Ekonominin temel kuralına göre, ödemeler dengesi blançosunun aktif ve pasiflerinin belirlediği döviz arz ve talebi kurları tayin ediyor.

Cari denge ve sermaye hareketleri dengesi ödemeler blançosu kalemlerini oluşturuyor. Eğer sermaye hareketlerinden fazlalık var ise cari dengeden açığa bağlı olarak sistem dengede kalıyor. Cari açıktan daha çok sermaye girişi var ise kurlar düşüyor. Cari açıktan daha az sermaye girişi var ise kurlar yükseliyor. Oynaklık sermaye giriş ve çıkışına bağlı olarak kurlara yansıyor.

Ancak, cari açık ile birlikte sermaye hareketleri negatif sonuç verdiği taktirde kurlardaki sıçrama durdurulamıyor. Ülkemiz kronik cari açık ile yaşayan bir ekonomiye sahip. Bu açığı sermaye hareketlerinden pozitif bakiye ile bu güne kadar getirdik.

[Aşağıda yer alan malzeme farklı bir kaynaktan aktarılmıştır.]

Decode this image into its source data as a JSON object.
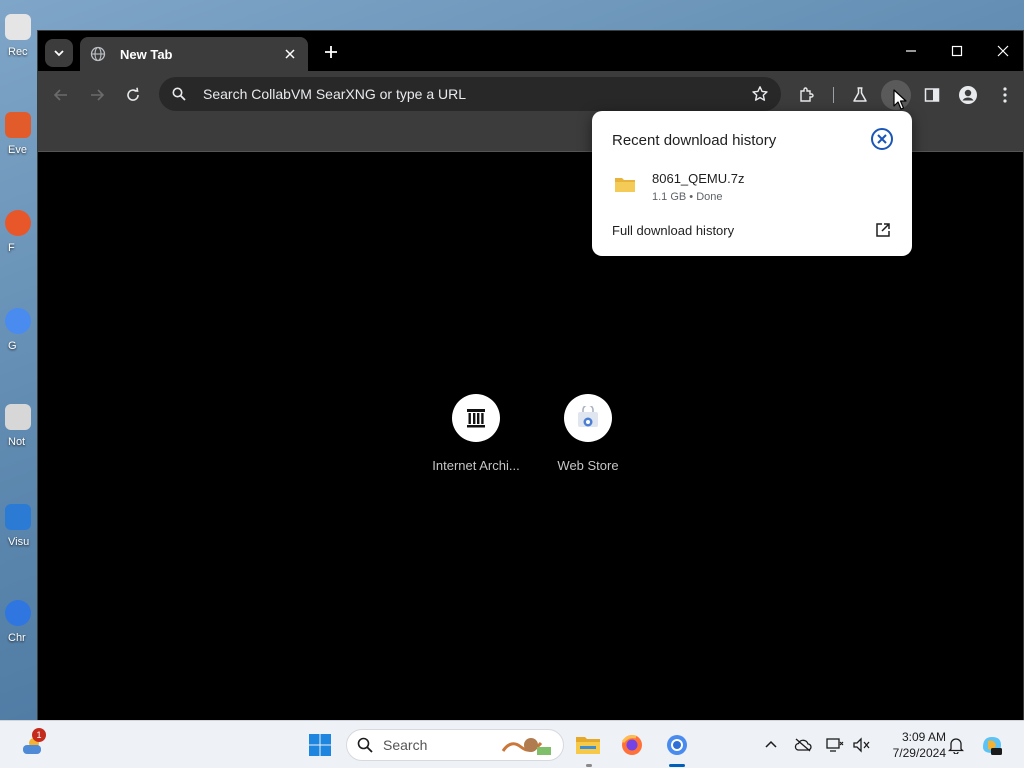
{
  "desktop": {
    "icons": [
      {
        "label": "Rec",
        "color": "#e5e5e5"
      },
      {
        "label": "Eve",
        "color": "#e25b2a"
      },
      {
        "label": "F",
        "color": "#e8572a"
      },
      {
        "label": "G",
        "color": "#4a8bef"
      },
      {
        "label": "Not",
        "color": "#d7d7d7"
      },
      {
        "label": "Visu",
        "color": "#2b7bd4"
      },
      {
        "label": "Chr",
        "color": "#2f76e0"
      }
    ]
  },
  "browser": {
    "tab": {
      "title": "New Tab"
    },
    "omnibox": {
      "text": "Search CollabVM SearXNG or type a URL"
    },
    "shortcuts": [
      {
        "name": "Internet Archi..."
      },
      {
        "name": "Web Store"
      }
    ]
  },
  "download_panel": {
    "title": "Recent download history",
    "item": {
      "filename": "8061_QEMU.7z",
      "meta": "1.1 GB • Done"
    },
    "full_history_label": "Full download history"
  },
  "taskbar": {
    "search_label": "Search",
    "notification_count": "1",
    "time": "3:09 AM",
    "date": "7/29/2024"
  },
  "colors": {
    "accent": "#1a73e8",
    "taskbar_active": "#005fb8"
  }
}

2014 yılı ödemeler dengesi üç milyar dolar kalıcı sermaye açığı verdi. 2015 yılı Ocak ayında bisküvi şirketi 6 milyar dolar sermayeyi yurt dışına çıkardı. Bank Asya'ya el konulduktan sonra sermaye çıkışı hızlandı. Bank Asya'nın 60 milyar lira kredi verdiği düşünülür ise korkup kaçan sermayenin milyar dolarla ölçülmesi mümkün. Kesin rakam Merkez Bankası kayıtlarında mevcuttur.

Bir taraftan cari açık, diğer taraftan sermaye çıkışı kurları artırıyor.Faiz polemiği ise hızlandıran faktörü.

Mart ayı hiç sevilmez. Sıkıntılıdır. 2001 Krizi de Mart ayında çıkmıştı. Mevcut siyasi otorite 2001 krizinin ürünü. Koşullar aynı şekilde gelişiyor. Sermaye kaçıyor. Vatandaş dolara hücum ediyor. Bankalar interbank faizini yükseltiyor. Döviz borçlu şirketler zarar ediyor. Açık pozisyonu olan bankalar zora giriyor.

Krize sebep olan siyasi partiler sandığa gömülüyor. Şu andaki siyasi parti hiç beklenmedik şekilde iktidar oluyor.

Tarih tekerrür ediyor. İlginç tarafı benzerlik o kadar çok ki, 2001 krizini dönemin Cumhurbaşkanı tetiklemişti. Hatırlanacağı üzere Anayasa kitapçığını ekonomiden sorumlu bakana fırlatmıştı. Bu krizi de faiz polemiği tetikliyor.